Union

The Union processor merges data from two or more input streams. All data must have the same schema.

The Union processor can generate different output based on the operation that you select:
  • Union - Passes all records from all incoming streams.
  • Intersect - Passes only the records that exist in all incoming streams.
  • Except - Passes only the records from Input 1 of the processor that do not have matching records from the other input streams.

When you configure the Union processor, you connect the upstream stages to the processor and then specify the operation to use.

When you use the Except operation, the input order of upstream stages is important. Stages are assigned to input streams based on the order that you connect them to the processor. To assign a stage to Input 1, connect it to the processor before any other stages. When working with two input streams, you can swap the inputs by clicking the processor in the canvas, and then clicking . Swapping is not available when the processor has more than two input streams.

Note: Due to metadata added to Transformer records within the pipeline, the Union processor does not display output when you preview pipelines. When including the processor in pipeline development, you must run the pipeline to review how the Union processor and subsequent stages process the data.

Operation Examples

To illustrate how the different operations work, say you want to merge the following simple records from three input streams. Note that the record schemas are the same for all of the data, as required.

Input 1:

username color
tmorrison blue
h-lee red
cbronte purple
ntozake.s green
Input 2:
username color
tmorrison blue
h-lee green
a_walker red

Input 3:

username color
tmorrison blue
h-lee red
a_walker red
maya violet

Union

The Union operation passes all data from all inputs, without regard for duplicates.

Using this operation results in the following output:
username color
tmorrison blue
h-lee red
cbronte purple
ntozake.s green
tmorrison blue
h-lee green
a_walker red
tmorrison blue
h-lee red
a_walker red
maya violet

Intersect

The Intersect operation passes only the records that exist in all incoming streams.
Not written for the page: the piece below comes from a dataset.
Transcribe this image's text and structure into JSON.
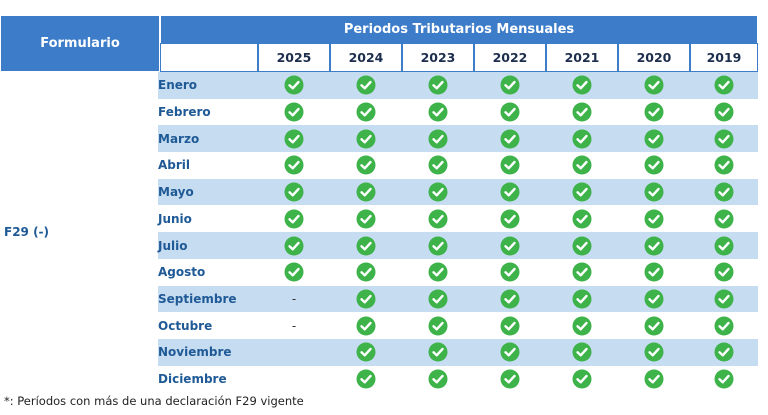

Using this operation results in the following output:
username color
tmorrison blue

This is the only record that exists in all input streams.

Except

The Except operation passes only the records in Input 1 that do not have matching records in the other incoming streams.

Using this operation results in the following output:

username color
cbronte purple
ntozake.s green

The tmorrison and h-lee records are not included because the tmorrison record is in both Input 2 and 3, and the h-lee record is in Input 3.

Configuring a Union Processor

Configure a Union processor to merge data from two or more input streams. All data must share the same schema.

  1. On the General tab, configure the following properties:
    General Property Description
    Name Stage name.
    Description Optional description.
    Cache Data Caches data processed for a batch so the data can be reused for multiple downstream stages. Use to improve performance when the stage passes data to multiple stages.

    Caching can limit pushdown optimization when the pipeline runs in ludicrous mode.

  2. On the Union tab, configure the following property:
    Union Property Description
    Operation Operation to perform when merging data:
    • Union - Passes all records from all incoming streams.
    • Intersect - Passes only the records that exist in all incoming streams.
    • Except - Passes only the records from Input 1 of the processor that do not have matching records from the other input streams.